I maintain that down-valuations are not necessarily a bad thing, indeed, in a strong market, the lack of them can be a cause for concern. Much like the losing manager whose team didn’t collect a single booking.
What I do find surprising, is how few developers collect and consider the data – company wide – and measure it as a KPI, on a weekly basis. Regularly measuring the number of down-valuations will give the very best indication of how prices are positioned on a site by site basis and show how to use the Value/Volume control to the very best effect, staying in line with sales targets and income forecasts.

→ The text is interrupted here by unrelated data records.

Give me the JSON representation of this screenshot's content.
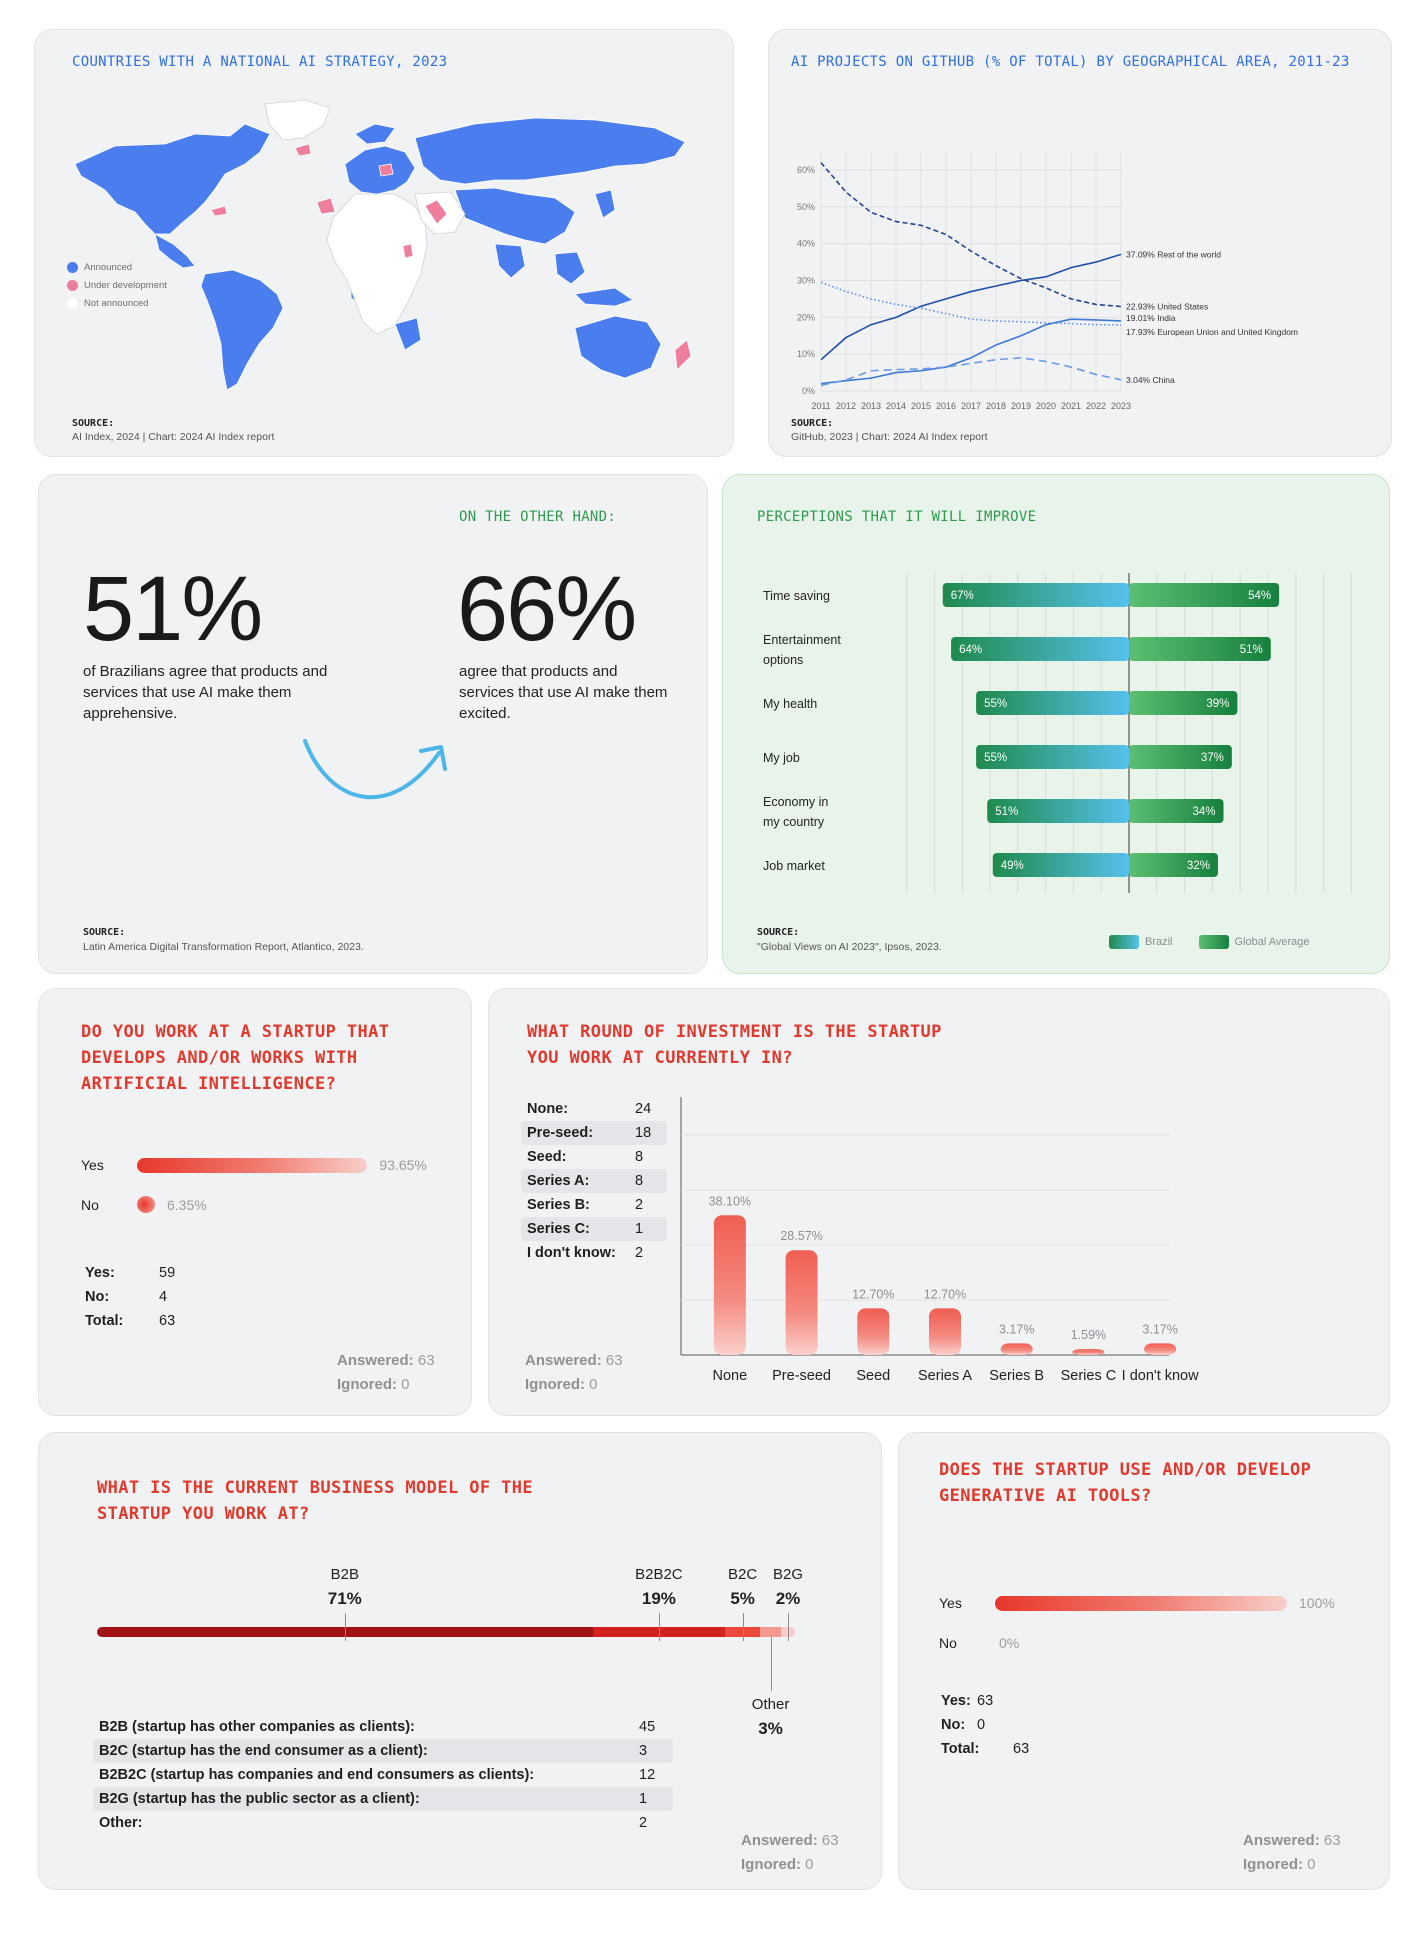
{
  "card_map": {
    "title": "COUNTRIES WITH A NATIONAL AI STRATEGY, 2023",
    "legend": [
      {
        "label": "Announced",
        "color": "#4a7dee"
      },
      {
        "label": "Under development",
        "color": "#ee7e9c"
      },
      {
        "label": "Not announced",
        "color": "#ffffff"
      }
    ],
    "source_label": "SOURCE:",
    "source_text": "AI Index, 2024 | Chart: 2024 AI Index report"
  },
  "card_github": {
    "title": "AI PROJECTS ON GITHUB (% OF TOTAL) BY GEOGRAPHICAL AREA, 2011-23",
    "source_label": "SOURCE:",
    "source_text": "GitHub, 2023 | Chart: 2024 AI Index report",
    "end_labels": {
      "row": "37.09% Rest of the world",
      "us": "22.93% United States",
      "india": "19.01% India",
      "eu": "17.93% European Union and United Kingdom",
      "china": "3.04% China"
    }
  },
  "card_apprehension": {
    "left_value": "51%",
    "left_text": "of Brazilians agree that products and services that use AI make them apprehensive.",
    "right_heading": "ON THE OTHER HAND:",
    "right_value": "66%",
    "right_text": "agree that products and services that use AI make them excited.",
    "source_label": "SOURCE:",
    "source_text": "Latin America Digital Transformation Report, Atlantico, 2023."
  },
  "card_perceptions": {
    "title": "PERCEPTIONS THAT IT WILL IMPROVE",
    "axis_ticks": [
      "80%",
      "70%",
      "60%",
      "50%",
      "40%",
      "30%",
      "20%",
      "10%",
      "0%",
      "0%",
      "10%",
      "20%",
      "30%",
      "40%",
      "50%",
      "60%",
      "70%",
      "80%"
    ],
    "legend": [
      {
        "label": "Brazil"
      },
      {
        "label": "Global Average"
      }
    ],
    "source_label": "SOURCE:",
    "source_text": "\"Global Views on AI 2023\", Ipsos, 2023.",
    "colors": {
      "brazil_from": "#1f8a4c",
      "brazil_to": "#56c1ec",
      "global_from": "#5cbf72",
      "global_to": "#17803f"
    }
  },
  "card_startup": {
    "title": "DO YOU WORK AT A STARTUP THAT DEVELOPS AND/OR WORKS WITH ARTIFICIAL INTELLIGENCE?",
    "bars": [
      {
        "label": "Yes",
        "pct": 93.65,
        "text": "93.65%"
      },
      {
        "label": "No",
        "pct": 6.35,
        "text": "6.35%"
      }
    ],
    "counts": [
      {
        "k": "Yes:",
        "v": "59"
      },
      {
        "k": "No:",
        "v": "4"
      },
      {
        "k": "Total:",
        "v": "63"
      }
    ],
    "answered": "Answered:",
    "answered_n": "63",
    "ignored": "Ignored:",
    "ignored_n": "0"
  },
  "card_round": {
    "title": "WHAT ROUND OF INVESTMENT IS THE STARTUP YOU WORK AT CURRENTLY IN?",
    "counts": [
      {
        "k": "None:",
        "v": "24"
      },
      {
        "k": "Pre-seed:",
        "v": "18"
      },
      {
        "k": "Seed:",
        "v": "8"
      },
      {
        "k": "Series A:",
        "v": "8"
      },
      {
        "k": "Series B:",
        "v": "2"
      },
      {
        "k": "Series C:",
        "v": "1"
      },
      {
        "k": "I don't know:",
        "v": "2"
      }
    ],
    "answered": "Answered:",
    "answered_n": "63",
    "ignored": "Ignored:",
    "ignored_n": "0"
  },
  "card_model": {
    "title": "WHAT IS THE CURRENT BUSINESS MODEL OF THE STARTUP YOU WORK AT?",
    "segments": [
      {
        "name": "B2B",
        "pct": 71,
        "text": "71%",
        "color": "#a11214"
      },
      {
        "name": "B2B2C",
        "pct": 19,
        "text": "19%",
        "color": "#d4231f"
      },
      {
        "name": "B2C",
        "pct": 5,
        "text": "5%",
        "color": "#ea4a3c"
      },
      {
        "name": "Other",
        "pct": 3,
        "text": "3%",
        "color": "#f29a90"
      },
      {
        "name": "B2G",
        "pct": 2,
        "text": "2%",
        "color": "#f8cdc8"
      }
    ],
    "counts": [
      {
        "k": "B2B (startup has other companies as clients):",
        "v": "45"
      },
      {
        "k": "B2C (startup has the end consumer as a client):",
        "v": "3"
      },
      {
        "k": "B2B2C (startup has companies and end consumers as clients):",
        "v": "12"
      },
      {
        "k": "B2G (startup has the public sector as a client):",
        "v": "1"
      },
      {
        "k": "Other:",
        "v": "2"
      }
    ],
    "answered": "Answered:",
    "answered_n": "63",
    "ignored": "Ignored:",
    "ignored_n": "0"
  },
  "card_genai": {
    "title": "DOES THE STARTUP USE AND/OR DEVELOP GENERATIVE AI TOOLS?",
    "bars": [
      {
        "label": "Yes",
        "pct": 100,
        "text": "100%"
      },
      {
        "label": "No",
        "pct": 0,
        "text": "0%"
      }
    ],
    "counts": [
      {
        "k": "Yes:",
        "v": "63"
      },
      {
        "k": "No:",
        "v": "0"
      },
      {
        "k": "Total:",
        "v": "63"
      }
    ],
    "answered": "Answered:",
    "answered_n": "63",
    "ignored": "Ignored:",
    "ignored_n": "0"
  },
  "chart_data": [
    {
      "type": "line",
      "x": [
        2011,
        2012,
        2013,
        2014,
        2015,
        2016,
        2017,
        2018,
        2019,
        2020,
        2021,
        2022,
        2023
      ],
      "y_ticks": [
        "0%",
        "10%",
        "20%",
        "30%",
        "40%",
        "50%",
        "60%"
      ],
      "ylim": [
        0,
        60
      ],
      "series": [
        {
          "name": "Rest of the world",
          "style": "solid",
          "color": "#1f4fa8",
          "values": [
            8.5,
            14.5,
            18,
            20,
            23,
            25,
            27,
            28.5,
            30,
            31,
            33.5,
            35,
            37.09
          ]
        },
        {
          "name": "United States",
          "style": "dashed",
          "color": "#24458f",
          "values": [
            62,
            54,
            48.5,
            46,
            45,
            42.5,
            38,
            34,
            30.5,
            28,
            25,
            23.5,
            22.93
          ]
        },
        {
          "name": "India",
          "style": "solid",
          "color": "#3f78d6",
          "values": [
            2,
            2.8,
            3.5,
            5,
            5.5,
            6.5,
            9,
            12.5,
            15,
            18,
            19.5,
            19.3,
            19.01
          ]
        },
        {
          "name": "European Union and United Kingdom",
          "style": "dotted",
          "color": "#5a8be0",
          "values": [
            29.5,
            27,
            25,
            23.5,
            22.5,
            21,
            19.5,
            19,
            18.8,
            18.5,
            18.3,
            18,
            17.93
          ]
        },
        {
          "name": "China",
          "style": "longdash",
          "color": "#6c9be6",
          "values": [
            1.5,
            3,
            5.5,
            5.8,
            6,
            6.5,
            7.5,
            8.5,
            9,
            8,
            6.5,
            4.5,
            3.04
          ]
        }
      ]
    },
    {
      "type": "bar",
      "orientation": "horizontal-diverging",
      "categories": [
        "Time saving",
        "Entertainment options",
        "My health",
        "My job",
        "Economy in my country",
        "Job market"
      ],
      "series": [
        {
          "name": "Brazil",
          "values": [
            67,
            64,
            55,
            55,
            51,
            49
          ]
        },
        {
          "name": "Global Average",
          "values": [
            54,
            51,
            39,
            37,
            34,
            32
          ]
        }
      ],
      "xlim": [
        0,
        80
      ]
    },
    {
      "type": "bar",
      "categories": [
        "None",
        "Pre-seed",
        "Seed",
        "Series A",
        "Series B",
        "Series C",
        "I don't know"
      ],
      "values": [
        38.1,
        28.57,
        12.7,
        12.7,
        3.17,
        1.59,
        3.17
      ],
      "labels": [
        "38.10%",
        "28.57%",
        "12.70%",
        "12.70%",
        "3.17%",
        "1.59%",
        "3.17%"
      ],
      "ylim": [
        0,
        60
      ]
    }
  ]
}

The residential property market faces one of the most turbulent periods in living memory. Next year, we have the introduction of regional Help to Buy limits, the end of the Stamp Duty Holiday, the falling availability of high Loan To Value mortgage products – not to mention more potential lockdowns, deep recession and high unemployment.
On the flip side, we have a number of potential vaccines in the pipeline, a population that has decided to adopt a ‘new normal’ and a political will to keep the nation building and the property market bouyant. One plan will NOT be enough. The industry will need to be nimble and ready to adopt new strategies as the situation demands. We will need all the tools in the box to manage our way through the next 12 months, coping with problems and taking advantage of opportunities.
Crucially, whatever measures we adopt, their value will be dramatically reduced if their impact isn’t measured, and if you really want your team to get genuinely competitive next spring, tell them you want to see a few yellow cards!
Matt Fleming is a Residential Property Consultant advising marketing agencies and housebuilders direct. He has specialised in residential property for over 35 years and, during that time, has worked with most of the UK’s top 20 developers. The thoughts and sentiments in this article are entirely his own and do not necessarily reflect the views of the businesses he works with.
*At the time of writing, the Nationwide Index stood at 453.3, an increase of 5.8% over the previous year.